NewsBite

I found the black hole of Calcutta in Cairns

MY daughter's living arrangements were a risk to life and limb.

There are plenty of dangers in Far North Queensland, says Ann Rickard, but some are just more obvious than others. Picture: DAVE HUNT
There are plenty of dangers in Far North Queensland, says Ann Rickard, but some are just more obvious than others. Picture: DAVE HUNT

THIS is a story apropos of absolutely nothing, other than that I worry about the Great Barrier Reef and the hundreds of people who rely on it for their livelihoods.

My daughter has worked in Cairns in a job with a reef connection for two decades.

When she first moved there as an 18-year-old she lived in decrepit shared house with many others.

Conditions were as unhygenic and chaotic as you might imagine in a household where young backpackers came, went, sometimes came back and often went again.

Her bedroom had no wall. Just a flimsy piece of holey netting protected her from a jungle-like back garden where a swimming pool had obviously received no care for the past century, but made for a very welcoming home for mosquitoes.

An old torn bus seat resided on her bedroom floor, an ugly useless thing if not for the money it made when she sub-let it to anyone who wandered in and needed a bed for the night.

Her father and I visited and while he hid his shock at her terrible living conditions, I did not. 

It did not help that someone had left the remnants of a curry in the "kitchen" the night before and a couple of large ants were busily moving a pappadum to their nest in the roof.

When we walked in it looked as though a pappadum was walking itself up the wall. If two ants could move a pappadum into the roof who knew what an army of them could shift?

"Anything could live in that jungle backyard," I complained to her father on the quiet.

He told me to stop being silly.

"What if an oversize python slithers fatly beneath that flimsy net and strangles her," I went on.

He didn't answer. 

"Those killer ants could eat her in her sleep, or a mosquito from the pool/swamp could give her dengue," on and on I went.

There was much to worry about in and around that crumbling house. 

The next day we took our daughter for a drive through Port Douglas and beyond to Cape Tribulation.

All the way, signs warned of impending dangers: pictures of cassowaries that could disembowel a person with one swipe of their deadly claws, crocodiles lurking in muddy creeks and gathering malevolently in cloudy rivers.

"There are so many creatures that could kill here," I kept on nagging until finally her father had had enough.

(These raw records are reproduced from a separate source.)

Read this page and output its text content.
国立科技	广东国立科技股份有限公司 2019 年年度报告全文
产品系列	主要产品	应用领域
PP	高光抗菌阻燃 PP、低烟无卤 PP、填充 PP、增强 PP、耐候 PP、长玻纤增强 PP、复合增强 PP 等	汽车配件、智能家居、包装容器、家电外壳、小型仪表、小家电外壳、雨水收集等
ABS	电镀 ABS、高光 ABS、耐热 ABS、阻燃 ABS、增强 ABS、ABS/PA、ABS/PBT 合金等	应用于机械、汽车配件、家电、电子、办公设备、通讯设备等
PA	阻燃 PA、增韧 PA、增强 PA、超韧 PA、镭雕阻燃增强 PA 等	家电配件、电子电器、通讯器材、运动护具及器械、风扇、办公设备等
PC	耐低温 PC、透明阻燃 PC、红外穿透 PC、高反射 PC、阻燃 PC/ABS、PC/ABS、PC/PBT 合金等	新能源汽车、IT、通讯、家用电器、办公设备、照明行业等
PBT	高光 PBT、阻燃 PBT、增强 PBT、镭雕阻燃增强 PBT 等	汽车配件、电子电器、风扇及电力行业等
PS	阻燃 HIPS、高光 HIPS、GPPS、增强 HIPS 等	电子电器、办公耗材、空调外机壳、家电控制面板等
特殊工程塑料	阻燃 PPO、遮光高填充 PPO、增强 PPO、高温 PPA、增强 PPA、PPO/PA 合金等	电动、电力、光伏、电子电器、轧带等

"If she lived in a city she could get run over by a truck, so will you please shut up," he said.

I'd been told.

When we arrived at the ferry, seemingly in the middle of nowhere, to take us across the crocodile-infested Daintree River to Cape Tribulation, there was a line of cars waiting. Something was causing a hold up.

"Go and see what's happening," I suggested to my husband.

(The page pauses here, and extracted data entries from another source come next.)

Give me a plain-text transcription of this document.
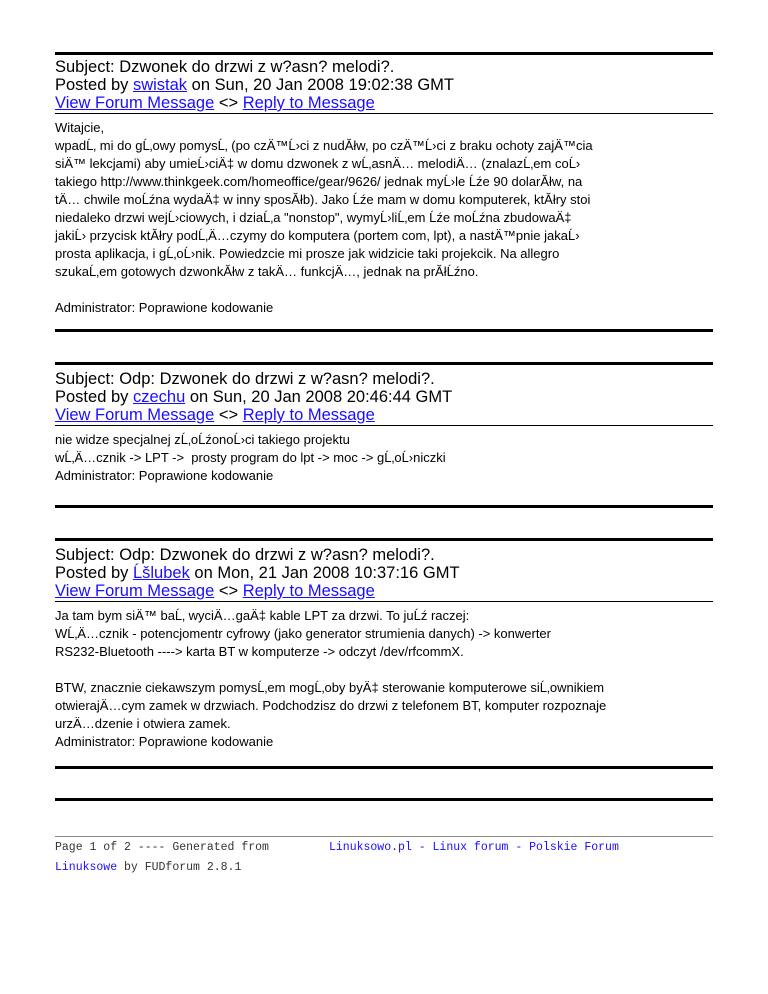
Subject: Dzwonek do drzwi z w?asn? melodi?.
Posted by swistak on Sun, 20 Jan 2008 19:02:38 GMT
View Forum Message <> Reply to Message
Witajcie,
wpadĹ‚ mi do gĹ‚owy pomysĹ‚ (po czÄ™Ĺ›ci z nudĂłw, po czÄ™Ĺ›ci z braku ochoty zajÄ™cia
siÄ™ lekcjami) aby umieĹ›ciÄ‡ w domu dzwonek z wĹ‚asnÄ… melodiÄ… (znalazĹ‚em coĹ›
takiego http://www.thinkgeek.com/homeoffice/gear/9626/ jednak myĹ›le Ĺźe 90 dolarĂłw, na
tÄ… chwile moĹźna wydaÄ‡ w inny sposĂłb). Jako Ĺźe mam w domu komputerek, ktĂłry stoi
niedaleko drzwi wejĹ›ciowych, i dziaĹ‚a "nonstop", wymyĹ›liĹ‚em Ĺźe moĹźna zbudowaÄ‡
jakiĹ› przycisk ktĂłry podĹ‚Ä…czymy do komputera (portem com, lpt), a nastÄ™pnie jakaĹ›
prosta aplikacja, i gĹ‚oĹ›nik. Powiedzcie mi prosze jak widzicie taki projekcik. Na allegro
szukaĹ‚em gotowych dzwonkĂłw z takÄ… funkcjÄ…, jednak na prĂłĹźno.

Administrator: Poprawione kodowanie
Subject: Odp: Dzwonek do drzwi z w?asn? melodi?.
Posted by czechu on Sun, 20 Jan 2008 20:46:44 GMT
View Forum Message <> Reply to Message
nie widze specjalnej zĹ‚oĹźonoĹ›ci takiego projektu
wĹ‚Ä…cznik -> LPT ->  prosty program do lpt -> moc -> gĹ‚oĹ›niczki
Administrator: Poprawione kodowanie
Subject: Odp: Dzwonek do drzwi z w?asn? melodi?.
Posted by Ĺšlubek on Mon, 21 Jan 2008 10:37:16 GMT
View Forum Message <> Reply to Message
Ja tam bym siÄ™ baĹ‚ wyciÄ…gaÄ‡ kable LPT za drzwi. To juĹź raczej:
WĹ‚Ä…cznik - potencjomentr cyfrowy (jako generator strumienia danych) -> konwerter
RS232-Bluetooth ----> karta BT w komputerze -> odczyt /dev/rfcommX.

BTW, znacznie ciekawszym pomysĹ‚em mogĹ‚oby byÄ‡ sterowanie komputerowe siĹ‚ownikiem
otwierajÄ…cym zamek w drzwiach. Podchodzisz do drzwi z telefonem BT, komputer rozpoznaje
urzÄ…dzenie i otwiera zamek.
Administrator: Poprawione kodowanie
Page 1 of 2 ---- Generated from
Linuksowe by FUDforum 2.8.1
Linuksowo.pl - Linux forum - Polskie Forum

Off he went and came back 15 minutes later, pale and pained of expression.

"What is it?" I asked.

"A man on the ferry has been run over by a truck," he said.

This is a true story. An unlucky local from Cape Tribulation had stepped out of his parked car on the ferry and stood in front of a large truck.

Unfortunately, the truck driver had failed to put the handbrake on, the truck rolled forward, crushed the man.

I restrained from saying "I told you so".